Background
Charles Henry was born on 6 November in 1851 in Sterling, Connecticut, United States. He was the son of a farmer.
Charles Henry was born on 6 November in 1851 in Sterling, Connecticut, United States. He was the son of a farmer.
His newspaper career included service on The Springfield Republican (1872-1875), The Providence Star (1875-1876), and The Providence Journal (1877-1879). While with the Journal he established a reputation by his articles on regional history. Two of these, later published in pamphlet form, was History of Steam Navigation between New York and Providence (1877) and Newport: The City by the Sea (1880). In 1879 he covered the Colorado silver mining boom as a special correspondent for The Providence Journal, writing a series of graphic articles entitled "The Leadville Letters," reprinted in Charles H. Dow and the Dow Theory (1960), by George W. Bishop, Jr.
Dow moved to New York City in 1880, where he became a reporter for the Kiernan News Agency, a financial news service. In November 1882, with Edward D. Jones, he founded Dow Jones & Company. The firm delivered news items by messenger to the financial institutions of Wall Street, and in 1889 began publication of The Wall Street Journal, of which Dow was editor until his death.

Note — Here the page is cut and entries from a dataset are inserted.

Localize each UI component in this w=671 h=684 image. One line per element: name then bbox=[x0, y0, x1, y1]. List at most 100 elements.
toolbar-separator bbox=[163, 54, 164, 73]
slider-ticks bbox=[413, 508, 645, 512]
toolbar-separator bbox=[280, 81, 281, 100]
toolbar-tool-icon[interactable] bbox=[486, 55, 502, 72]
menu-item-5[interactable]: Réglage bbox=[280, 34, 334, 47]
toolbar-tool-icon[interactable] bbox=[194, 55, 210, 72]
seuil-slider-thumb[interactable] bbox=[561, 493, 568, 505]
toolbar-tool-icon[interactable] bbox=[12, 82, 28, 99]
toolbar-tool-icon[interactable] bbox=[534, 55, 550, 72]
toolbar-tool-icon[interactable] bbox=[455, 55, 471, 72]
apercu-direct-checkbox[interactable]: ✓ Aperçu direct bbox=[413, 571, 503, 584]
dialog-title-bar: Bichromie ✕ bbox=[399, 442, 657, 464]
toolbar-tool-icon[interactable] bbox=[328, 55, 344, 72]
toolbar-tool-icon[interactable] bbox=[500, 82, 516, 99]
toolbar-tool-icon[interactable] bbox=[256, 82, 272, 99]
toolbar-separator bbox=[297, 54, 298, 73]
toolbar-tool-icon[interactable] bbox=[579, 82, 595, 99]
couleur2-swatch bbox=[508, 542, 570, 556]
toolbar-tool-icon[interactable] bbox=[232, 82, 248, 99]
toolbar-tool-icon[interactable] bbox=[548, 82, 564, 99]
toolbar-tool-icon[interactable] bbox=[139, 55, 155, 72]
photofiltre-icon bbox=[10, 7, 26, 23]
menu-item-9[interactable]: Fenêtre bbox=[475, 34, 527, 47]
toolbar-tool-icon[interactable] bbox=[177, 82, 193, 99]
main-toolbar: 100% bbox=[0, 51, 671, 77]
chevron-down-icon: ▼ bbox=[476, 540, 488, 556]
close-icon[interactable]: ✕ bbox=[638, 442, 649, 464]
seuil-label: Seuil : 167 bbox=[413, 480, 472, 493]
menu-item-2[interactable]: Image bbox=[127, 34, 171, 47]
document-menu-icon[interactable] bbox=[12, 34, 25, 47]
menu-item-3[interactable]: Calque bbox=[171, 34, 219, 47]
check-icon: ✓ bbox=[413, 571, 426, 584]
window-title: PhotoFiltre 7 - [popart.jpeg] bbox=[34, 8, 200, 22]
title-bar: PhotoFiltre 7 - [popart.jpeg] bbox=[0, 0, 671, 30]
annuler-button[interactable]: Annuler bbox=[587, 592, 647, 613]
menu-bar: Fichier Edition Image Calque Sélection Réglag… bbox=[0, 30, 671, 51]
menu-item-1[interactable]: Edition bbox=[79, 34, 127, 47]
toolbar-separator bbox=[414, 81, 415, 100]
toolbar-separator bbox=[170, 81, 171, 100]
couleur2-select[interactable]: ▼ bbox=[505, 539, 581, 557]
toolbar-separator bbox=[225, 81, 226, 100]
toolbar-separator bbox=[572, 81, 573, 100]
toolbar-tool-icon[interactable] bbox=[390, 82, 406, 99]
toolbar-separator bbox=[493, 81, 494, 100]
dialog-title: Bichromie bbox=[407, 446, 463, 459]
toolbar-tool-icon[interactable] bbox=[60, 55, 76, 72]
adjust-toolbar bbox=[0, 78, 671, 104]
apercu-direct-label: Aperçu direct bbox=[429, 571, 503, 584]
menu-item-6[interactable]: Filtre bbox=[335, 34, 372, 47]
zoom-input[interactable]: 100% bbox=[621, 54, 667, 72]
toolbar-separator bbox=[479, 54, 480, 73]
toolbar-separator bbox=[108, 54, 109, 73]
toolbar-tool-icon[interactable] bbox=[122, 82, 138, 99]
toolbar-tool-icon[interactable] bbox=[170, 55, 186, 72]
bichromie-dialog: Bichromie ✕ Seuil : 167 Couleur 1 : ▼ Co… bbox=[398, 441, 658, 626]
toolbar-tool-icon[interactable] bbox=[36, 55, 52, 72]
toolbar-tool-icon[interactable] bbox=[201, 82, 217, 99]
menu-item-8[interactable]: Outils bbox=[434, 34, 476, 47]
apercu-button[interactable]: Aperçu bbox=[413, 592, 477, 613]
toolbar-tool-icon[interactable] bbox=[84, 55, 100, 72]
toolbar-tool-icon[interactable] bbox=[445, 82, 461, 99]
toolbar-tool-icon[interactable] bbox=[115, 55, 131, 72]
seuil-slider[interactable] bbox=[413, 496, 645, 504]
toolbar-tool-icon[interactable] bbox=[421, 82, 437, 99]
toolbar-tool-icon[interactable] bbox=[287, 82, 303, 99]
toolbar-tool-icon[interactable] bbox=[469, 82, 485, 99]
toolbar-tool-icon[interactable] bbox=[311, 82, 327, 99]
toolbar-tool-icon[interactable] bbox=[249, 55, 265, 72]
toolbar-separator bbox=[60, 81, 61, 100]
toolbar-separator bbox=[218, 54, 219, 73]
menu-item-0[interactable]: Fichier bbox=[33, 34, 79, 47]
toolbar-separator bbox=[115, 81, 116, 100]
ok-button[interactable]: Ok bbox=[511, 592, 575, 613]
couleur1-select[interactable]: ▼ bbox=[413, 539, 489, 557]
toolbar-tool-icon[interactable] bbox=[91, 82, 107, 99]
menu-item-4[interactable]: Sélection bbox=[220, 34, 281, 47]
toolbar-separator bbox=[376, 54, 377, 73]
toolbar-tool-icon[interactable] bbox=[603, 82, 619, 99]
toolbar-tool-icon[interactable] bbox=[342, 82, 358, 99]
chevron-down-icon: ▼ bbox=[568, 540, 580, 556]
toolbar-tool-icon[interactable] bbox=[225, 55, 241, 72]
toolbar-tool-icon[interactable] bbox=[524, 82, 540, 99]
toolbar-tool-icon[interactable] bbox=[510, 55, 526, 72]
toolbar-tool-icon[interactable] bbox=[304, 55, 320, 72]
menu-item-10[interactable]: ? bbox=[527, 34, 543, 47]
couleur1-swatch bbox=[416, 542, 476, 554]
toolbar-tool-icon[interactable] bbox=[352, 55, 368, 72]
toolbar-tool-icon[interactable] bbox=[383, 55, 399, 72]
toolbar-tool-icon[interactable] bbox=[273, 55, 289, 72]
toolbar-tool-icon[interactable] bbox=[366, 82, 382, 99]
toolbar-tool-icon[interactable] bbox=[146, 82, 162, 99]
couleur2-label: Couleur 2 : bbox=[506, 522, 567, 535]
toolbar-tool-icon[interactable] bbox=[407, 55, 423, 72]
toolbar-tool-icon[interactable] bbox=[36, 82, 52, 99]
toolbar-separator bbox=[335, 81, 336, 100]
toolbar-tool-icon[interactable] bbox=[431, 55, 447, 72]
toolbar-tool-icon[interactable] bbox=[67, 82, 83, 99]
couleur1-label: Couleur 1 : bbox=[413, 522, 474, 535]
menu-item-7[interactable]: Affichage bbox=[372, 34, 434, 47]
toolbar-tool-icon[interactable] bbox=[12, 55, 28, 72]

From 1885 to 1891 Dow was a member of the New York Stock Exchange and a partner in a brokerage house. He is generally given credit for compiling the first average of stock prices, in 1884. This average, and others he devised developed into the well-known Dow-Jones stock averages. His main contributions to the financial study were his classification of the movements of common-stock prices and his work on the business cycle. Dow died on Dec. 4, 1902, in Brooklyn, N.Y.